Gibt es in Ihrer Sprache zwei verschiedene Wörter für die männliche und weibliche Form der Staatsangehörigkeit? Für die Berufsbezeichnungen?

Im Französischen gibt es für viele Adjektive, die die Staatsangehörigkeit bezeichnen eine unterschiedliche männliche und weibliche Form. Aber für einige Adjektive sind beide Formen gleich.

Auch die Vornamen sind unterschiedlich, je nachdem, ob sie für einen Mann oder für eine Frau gedacht sind, so z.B. François, Léo, Paul als Vornamen für Männer, aber Françoise, Léa, Paule, Pauline für Frauen.
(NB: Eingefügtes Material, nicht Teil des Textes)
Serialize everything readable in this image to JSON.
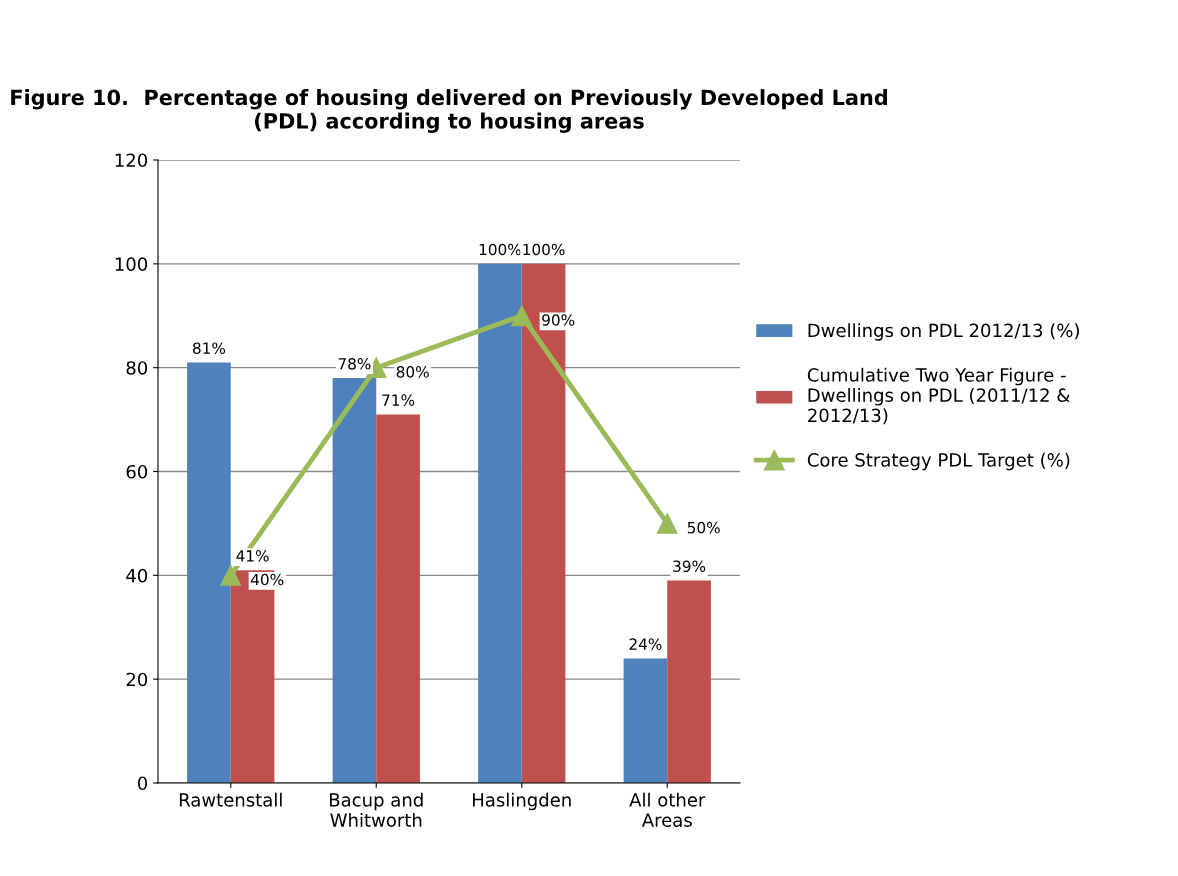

Allerdings gibt es einige Ausnahmen: Dominique, Claude, usw.

Seit dem Ende des 20. Jahrhunderts bemüht man sich, eine weibliche Form für Berufe zu finden, die früher fast nur von Männern ausgeübt wurden (Arzt, Minister, Bürgermeister, Lehrer, Richter...) oder die aufgrund der körperlich schweren Arbeit als für Frauen ungeeignet angesehen wurden (Maurer, LKW-Fahrer, Fleischer...). Die Berufe haben im Allgemeinen eine männliche und eine weibliche Form: enseignant, enseignante, chanteur, chanteuse, usw.
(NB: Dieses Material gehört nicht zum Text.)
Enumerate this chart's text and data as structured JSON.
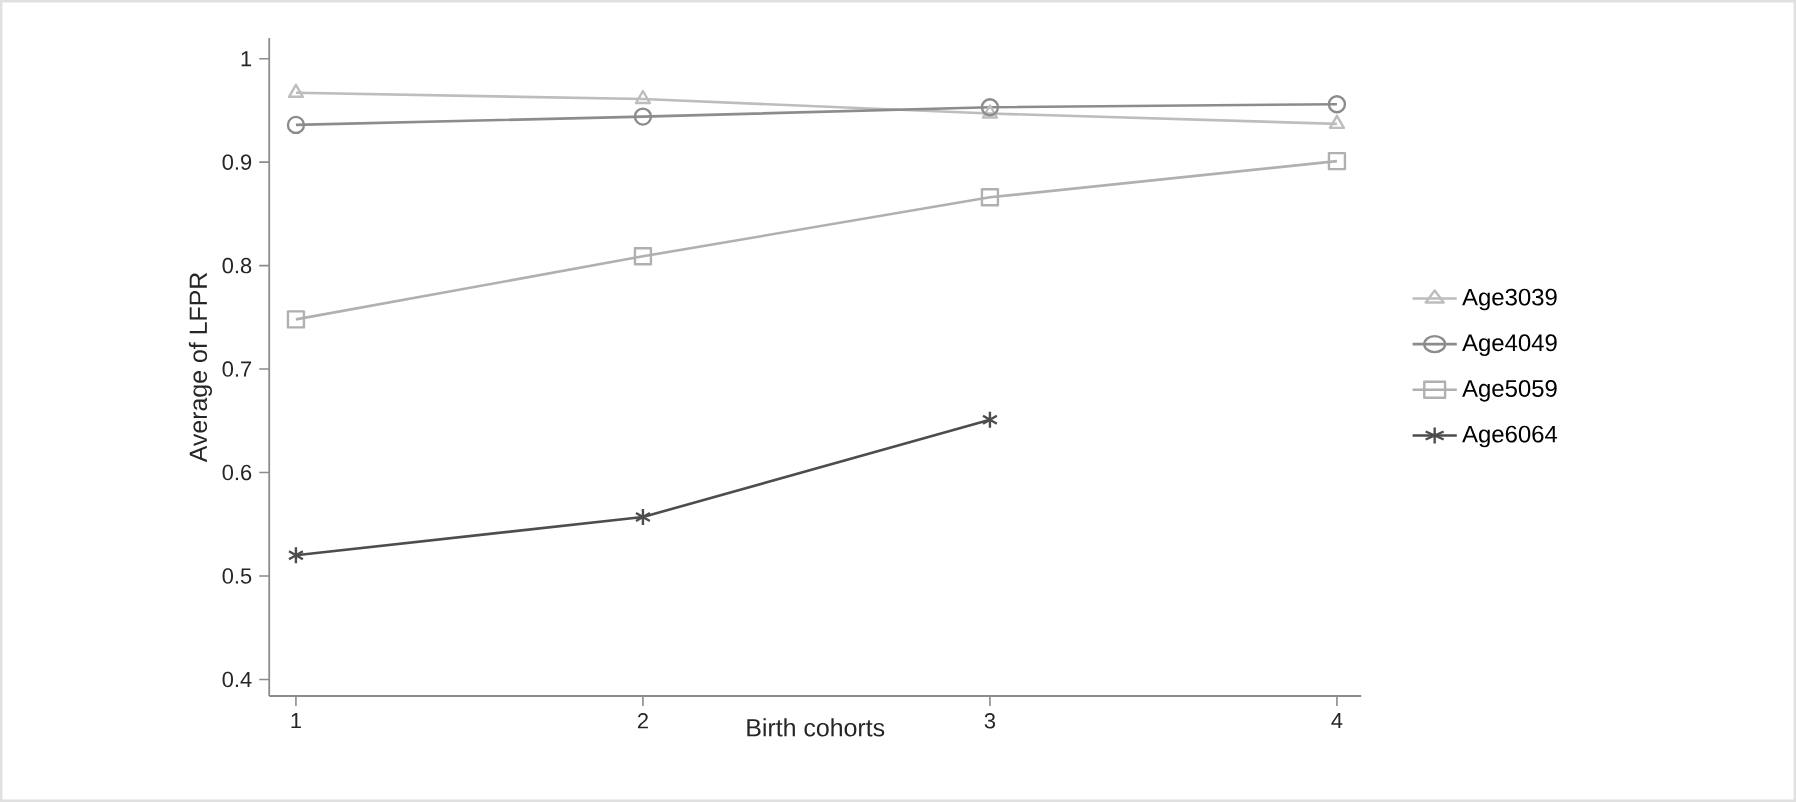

In Québec sind die weiblichen Berufsbezeichnungen ohne weitere Schwierigkeiten in die Alltagssprache übernommen worden.
In Belgien und Frankreich gibt es, trotz der Empfehlungen von Institutionen, noch immer Widerstände. In Belgien setzen sich die weiblichen Berufsbezeichnungen immer mehr durch (Madame la ministre). In Frankreich dagegen bleiben die Bezeichnungen für angesehene Berufe eher in ihrer männlichen Form bestehen (Madame le juge).